On vient à Lourmarin pour un village, un château, un marché. Une partie des visiteurs vient aussi pour un homme, mort il y a plus de soixante ans, et dont la tombe se trouve dans le cimetière communal.

Le pèlerinage Camus se prête à toutes les maladresses. Chercher la maison, photographier une façade privée, transformer une sépulture très simple en décor. Cet article propose l'inverse : comprendre pourquoi cet écrivain-là a choisi ce village-là, et ce qu'il est légitime d'y aller voir.

## Un village trouvé, pas cherché

Camus n'est pas né en Provence. Il est né en Algérie, en 1913, dans une famille pauvre, et c'est là qu'il a formé son rapport au soleil, à la mer et à la lumière. Toute son œuvre en porte la trace.

Quand il découvre Lourmarin, la rencontre est immédiate. L'écrivain tombe amoureux du village dès sa première visite, et il passe cette première nuit au château. Petit clin d'œil de l'histoire : depuis le legs de Robert Laurent-Vibert, ce château était voué à accueillir les artistes.

L'explication qu'il en donne tient en une image simple, que l'office de tourisme rapporte encore aujourd'hui : la lumière du sud Luberon lui rappelait celle de son Algérie natale. Ce n'est pas une formule de circonstance. Chez un écrivain qui a passé sa vie à opposer la lumière méditerranéenne à la nuit de l'histoire, retrouver une certaine qualité de jour n'avait rien d'un détail décoratif.

Après le prix Nobel, reçu en 1957, il s'installe dans la commune. Il y écrit, il y vit, il y devient un habitant.

## Le Camus de tous les jours

![Une ruelle de Lourmarin couverte de lierre](https://allovoyages.fr/wp-content/uploads/2026/09/lourmarin-ruelle-lierre-judithvoyages.jpg)Une ruelle de Lourmarin couverte de lierre. © @judithvoyagesC'est la partie la plus attachante de l'histoire, et la moins connue.

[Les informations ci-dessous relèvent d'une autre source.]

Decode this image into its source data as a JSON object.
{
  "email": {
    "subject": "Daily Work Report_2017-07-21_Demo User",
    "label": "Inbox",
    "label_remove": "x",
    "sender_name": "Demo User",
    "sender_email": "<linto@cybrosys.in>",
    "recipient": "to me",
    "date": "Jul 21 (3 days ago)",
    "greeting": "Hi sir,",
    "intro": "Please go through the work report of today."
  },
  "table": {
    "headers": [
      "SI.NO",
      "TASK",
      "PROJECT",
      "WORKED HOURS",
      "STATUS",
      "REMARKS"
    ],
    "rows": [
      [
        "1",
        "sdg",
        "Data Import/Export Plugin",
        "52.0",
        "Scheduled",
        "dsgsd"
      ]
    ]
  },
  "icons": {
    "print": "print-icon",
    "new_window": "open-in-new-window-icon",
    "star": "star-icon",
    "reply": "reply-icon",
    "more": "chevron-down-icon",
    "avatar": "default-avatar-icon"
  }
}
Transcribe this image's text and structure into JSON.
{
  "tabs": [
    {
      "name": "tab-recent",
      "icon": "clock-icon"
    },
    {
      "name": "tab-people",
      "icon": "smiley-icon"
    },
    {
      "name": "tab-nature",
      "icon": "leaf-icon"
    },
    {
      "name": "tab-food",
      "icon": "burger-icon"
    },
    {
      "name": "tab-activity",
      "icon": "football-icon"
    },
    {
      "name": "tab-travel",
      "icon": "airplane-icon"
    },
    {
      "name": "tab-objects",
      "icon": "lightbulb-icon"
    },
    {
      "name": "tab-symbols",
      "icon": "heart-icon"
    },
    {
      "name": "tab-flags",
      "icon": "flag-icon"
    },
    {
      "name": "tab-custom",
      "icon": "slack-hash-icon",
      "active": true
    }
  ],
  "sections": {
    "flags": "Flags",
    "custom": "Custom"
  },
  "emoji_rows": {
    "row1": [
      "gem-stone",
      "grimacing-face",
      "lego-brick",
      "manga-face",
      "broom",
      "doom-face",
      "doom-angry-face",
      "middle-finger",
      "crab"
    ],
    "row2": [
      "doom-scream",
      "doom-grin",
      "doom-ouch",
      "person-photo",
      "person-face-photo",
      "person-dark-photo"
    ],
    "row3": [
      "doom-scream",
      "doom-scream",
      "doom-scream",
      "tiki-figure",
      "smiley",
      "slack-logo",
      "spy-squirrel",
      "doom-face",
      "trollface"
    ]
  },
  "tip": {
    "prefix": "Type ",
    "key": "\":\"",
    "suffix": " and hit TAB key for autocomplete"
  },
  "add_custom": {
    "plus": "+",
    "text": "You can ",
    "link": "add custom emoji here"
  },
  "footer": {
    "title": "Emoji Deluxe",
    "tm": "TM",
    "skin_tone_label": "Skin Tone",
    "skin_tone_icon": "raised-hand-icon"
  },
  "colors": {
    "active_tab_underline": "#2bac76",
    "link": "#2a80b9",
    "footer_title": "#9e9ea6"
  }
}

Camus avait ses habitudes à Lourmarin. Son café, où il s'asseyait comme n'importe qui. Ses trajets, ses rencontres, ses silences. Il ne jouait pas au grand écrivain en villégiature : il faisait partie du village, et le village le lui rendait.

Il y avait surtout le football. Camus avait été gardien de but dans sa jeunesse en Algérie, et il n'a jamais cessé d'aimer ce sport, allant jusqu'à expliquer qu'il devait au terrain l'essentiel de ce qu'il savait sur la morale et sur les devoirs des hommes. À Lourmarin, cet attachement a pris une forme très concrète : il a payé les maillots de l'équipe du village.

Le geste dit à peu près tout de l'homme. Pas une fondation, pas une plaque, pas un discours. Des maillots pour des joueurs amateurs d'un village de mille habitants.

## Ce qu'il venait chercher, et ce qu'il y a trouvé

Il faut se souvenir de ce qu'étaient ces années-là pour Camus, sans quoi Lourmarin ressemble à une simple maison de campagne.

À la fin des années cinquante, l'écrivain est en difficulté. La rupture avec une partie de l'intelligentsia parisienne, consommée après *L'Homme révolté*, l'a laissé isolé. La guerre d'Algérie le place dans une position intenable : hostile au colonialisme, il refuse pourtant la logique de l'attentat aveugle, ce qui lui vaut d'être attaqué des deux côtés. Sa phrase de Stockholm sur la justice et sa mère, sortie de son contexte, lui colle à la peau depuis.

Le prix Nobel, reçu en 1957 à quarante-quatre ans, n'arrange rien. Il l'accueille comme une consécration prématurée et comme un poids. Suit une période de blocage, où l'écriture ne vient plus.

Lourmarin intervient exactement là. Le village lui offre ce que Paris lui refusait : le silence, la distance, une lumière familière, et la possibilité de redevenir un homme parmi d'autres plutôt qu'une signature dans une querelle. C'est dans ce cadre qu'il se remet au travail, et que naît le chantier du *Premier Homme*, retour vers l'enfance algérienne, la mère, la pauvreté, l'instituteur.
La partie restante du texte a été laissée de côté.